Les randonneurs à ski qui sont décédés au col du Grand-Saint-Bernard, et ceux qui ont péri au Piz Vilan, dans le canton des Grisons, au mois de février, étaient apparemment expérimentés. Le danger d’avalanche était alors situé à des niveaux de deux ou trois, sur une échelle de cinq.

Randonnée à ski vs freeride

Membre du groupe de sécurité du CAS, Ueli Mosimann rejette l’idée selon laquelle les randonneurs à ski seraient plus irresponsables de nos jours. Au contraire, estime-t-il dans un article qu’il a écrit pour le CAS l’an dernier. Le nombre de décès est passé de 11 pour 100’000 personnes pratiquant ce sport entre 1984 et 1993 à 4 pour 100’000 entre 2004 et 2013.

Selon lui, le ski hors-piste est pratiqué de manière différente par les randonneurs à ski et les freeriders. Au sein de la deuxième catégorie, «certaines personnes embarquent dans des remontées mécaniques pour les sommets sans aucune préparation et se lancent dans des champs de poudreuse sans avoir analysé la pente», affirme-t-il.

La randonnée à ski et l’alpinisme sont pour leur part devenus beaucoup plus sûrs, grâce notamment à une meilleure formation et information, des itinéraires plus sûrs, un équipement performant (balises d’avalanche, smartphones, etc.), des secours plus rapides, sans oublier les bulletins de prévision des avalanches toujours plus précis, selon Ueli Mosimann.

Survivre sous une avalanche

Les avalanches ont tué 227 personnes ces dix dernières années en Suisse, dont 40% dans le seul canton du Valais. 25 morts ont été recensés jusqu’ici cet hiver. Selon les statistiques, seule une personne sur deux complètement ensevelie sous une avalanche (y compris la tête) y survit. La cause principale de décès est l’asphyxie. Les chances de survie d’une personne complètement ensevelie sous la neige se réduisent de manière significative au-delà de 15 minutes. C’est pourquoi il est important que les secouristes soient entraînés à agir vite.
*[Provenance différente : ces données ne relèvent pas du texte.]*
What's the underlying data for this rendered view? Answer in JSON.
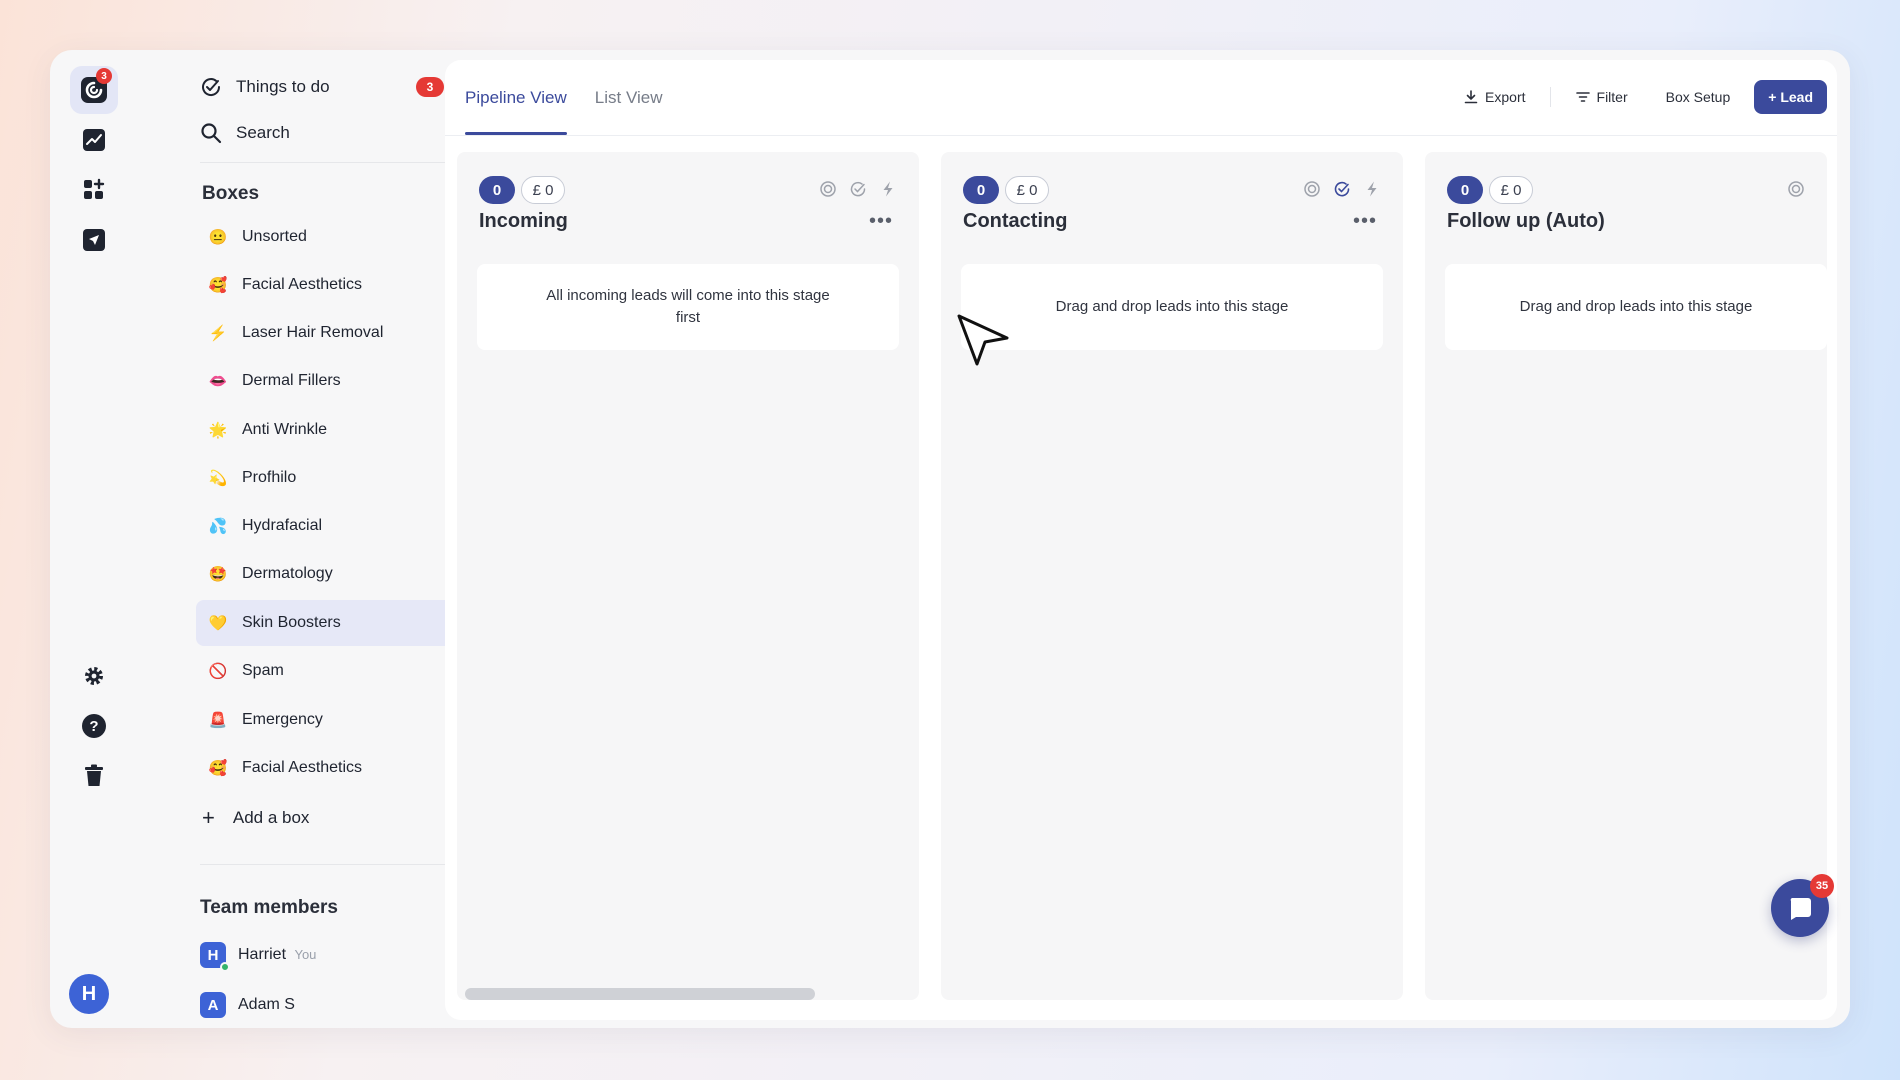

Une avalanche qui n’ensevelit pas totalement quelqu’un présente néanmoins des risques importants. Au moins un décès sur sept est imputable à des blessures sévères. Près de 90% des victimes déclenchent elles-mêmes leur avalanche. La plupart d’entre elles sont des hommes (75%) âgés de 20 à 30 ans et qui évoluent dans des groupes non accompagnés de deux à quatre personnes. Les avalanches surviennent lorsque le danger officiel est de deux (57%) ou trois (31%) sur une échelle de cinq.

Des recherches de l’Institut fédéral pour l’étude de la neige et des avalanches datant de 2013 ont démontré que les méthodes de prévention renforcées et la plus grande efficacité des secours avaient réduit le temps moyen nécessaire à dégager une personne totalement enfouie sous la neige à 30 minutes.